What to Expect at First Palliative Care Visit


After receiving a palliative care referral, a palliative registered nurse will call and explain what palliative care is to the patient and their designated healthcare agent. If the individual is agreeable to palliative services, an in-person consultation is scheduled.

At the first visit, the patient and their family will be visited by a social worker or a nurse practitioner. The palliative care specialist will provide disease education; discuss the individual’s healthcare goals; assess their physical, emotional and spiritual needs; and create a plan of care. This usually takes about 90 minutes; however, the consult may be shorter or longer. 

The purpose of the goals of care discussion is to determine what a person wants with regards to their healthcare in the future (advance directive) and what they desire right now (MOLST). The palliative specialist will help fill out or update the advance directive and/or MOLST based on the decisions made during the goals of care discussion.

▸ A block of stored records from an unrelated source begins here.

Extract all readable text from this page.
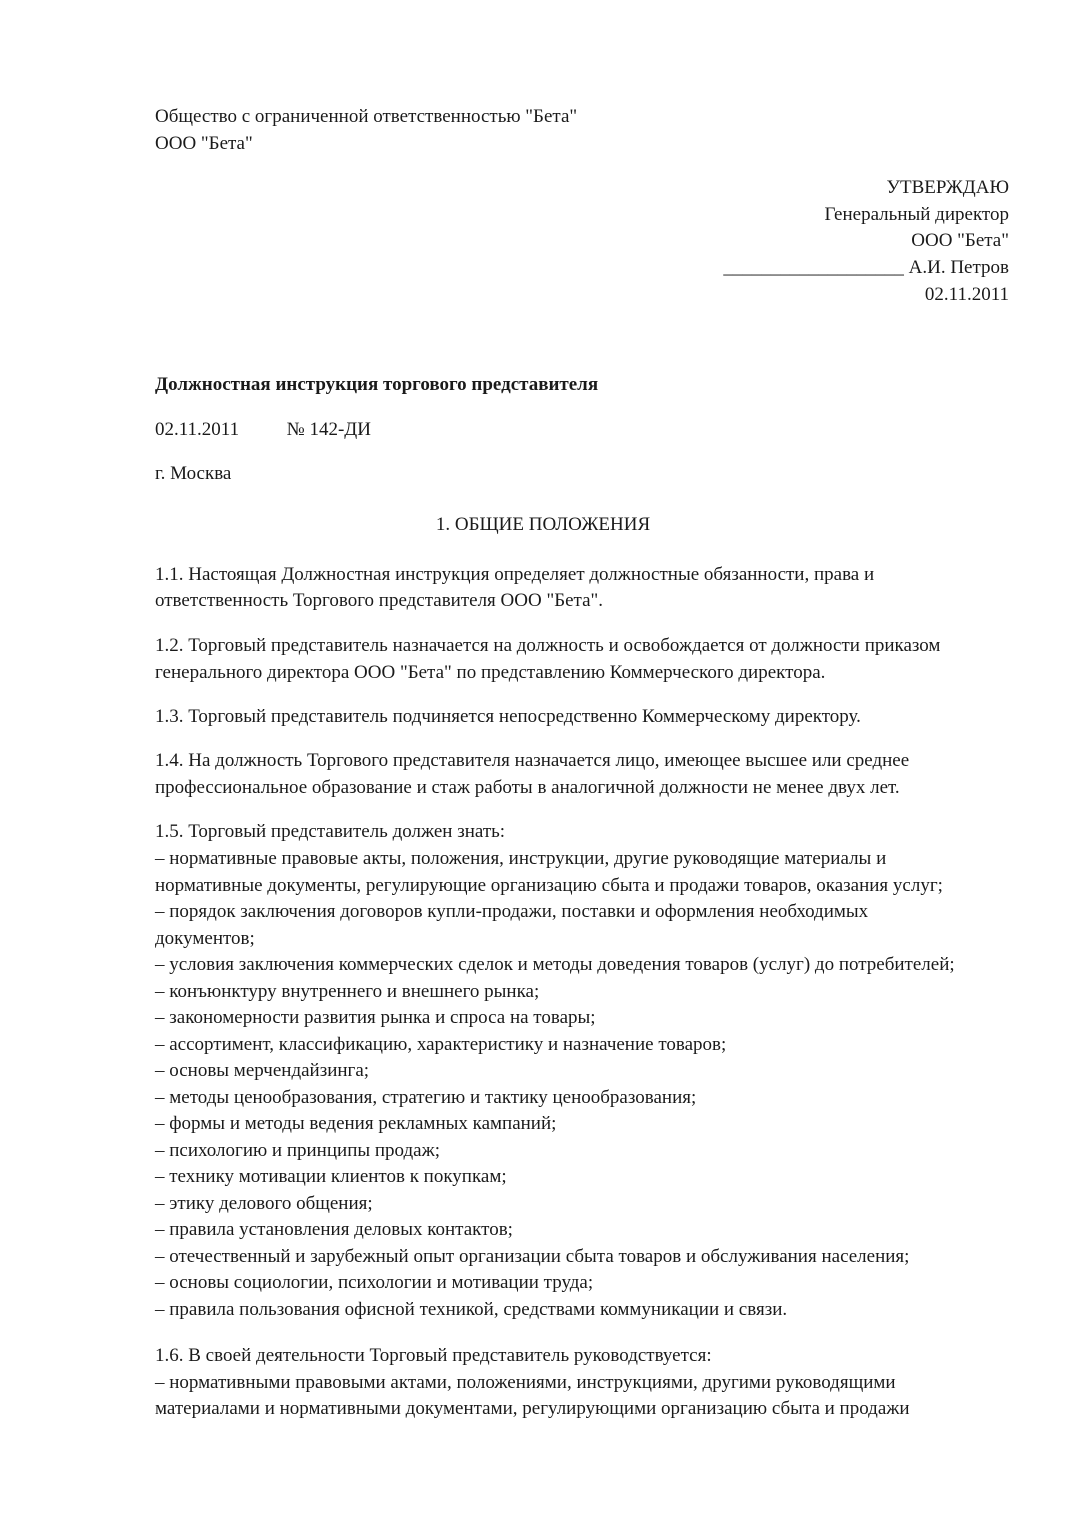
Общество с ограниченной ответственностью "Бета"
ООО "Бета"
УТВЕРЖДАЮ
Генеральный директор
ООО "Бета"
___________________ А.И. Петров
02.11.2011
Должностная инструкция торгового представителя
02.11.2011	№ 142-ДИ
г. Москва
1. ОБЩИЕ ПОЛОЖЕНИЯ
1.1. Настоящая Должностная инструкция определяет должностные обязанности, права и
ответственность Торгового представителя ООО "Бета".
1.2. Торговый представитель назначается на должность и освобождается от должности приказом
генерального директора ООО "Бета" по представлению Коммерческого директора.
1.3. Торговый представитель подчиняется непосредственно Коммерческому директору.
1.4. На должность Торгового представителя назначается лицо, имеющее высшее или среднее
профессиональное образование и стаж работы в аналогичной должности не менее двух лет.
1.5. Торговый представитель должен знать:
– нормативные правовые акты, положения, инструкции, другие руководящие материалы и
нормативные документы, регулирующие организацию сбыта и продажи товаров, оказания услуг;
– порядок заключения договоров купли-продажи, поставки и оформления необходимых
документов;
– условия заключения коммерческих сделок и методы доведения товаров (услуг) до потребителей;
– конъюнктуру внутреннего и внешнего рынка;
– закономерности развития рынка и спроса на товары;
– ассортимент, классификацию, характеристику и назначение товаров;
– основы мерчендайзинга;
– методы ценообразования, стратегию и тактику ценообразования;
– формы и методы ведения рекламных кампаний;
– психологию и принципы продаж;
– технику мотивации клиентов к покупкам;
– этику делового общения;
– правила установления деловых контактов;
– отечественный и зарубежный опыт организации сбыта товаров и обслуживания населения;
– основы социологии, психологии и мотивации труда;
– правила пользования офисной техникой, средствами коммуникации и связи.
1.6. В своей деятельности Торговый представитель руководствуется:
– нормативными правовыми актами, положениями, инструкциями, другими руководящими
материалами и нормативными документами, регулирующими организацию сбыта и продажи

After determining the person’s wishes, the specialist will then assess any physical, emotional or spiritual needs related to the chronic illness. If the social worker is visiting and finds there are emotional needs, he/she will provide a more in-depth assessment and create a plan based on the assessment. If he/she determines that there are physical symptom management needs, he/she will schedule a visit with the nurse practitioner. Similarly, if the nurse practitioner is at the first visit and determines the patient has emotional needs, he/she will schedule a visit with the social worker. If either the social worker or the nurse practitioner finds that the
person requires spiritual support, a request for chaplain support is made.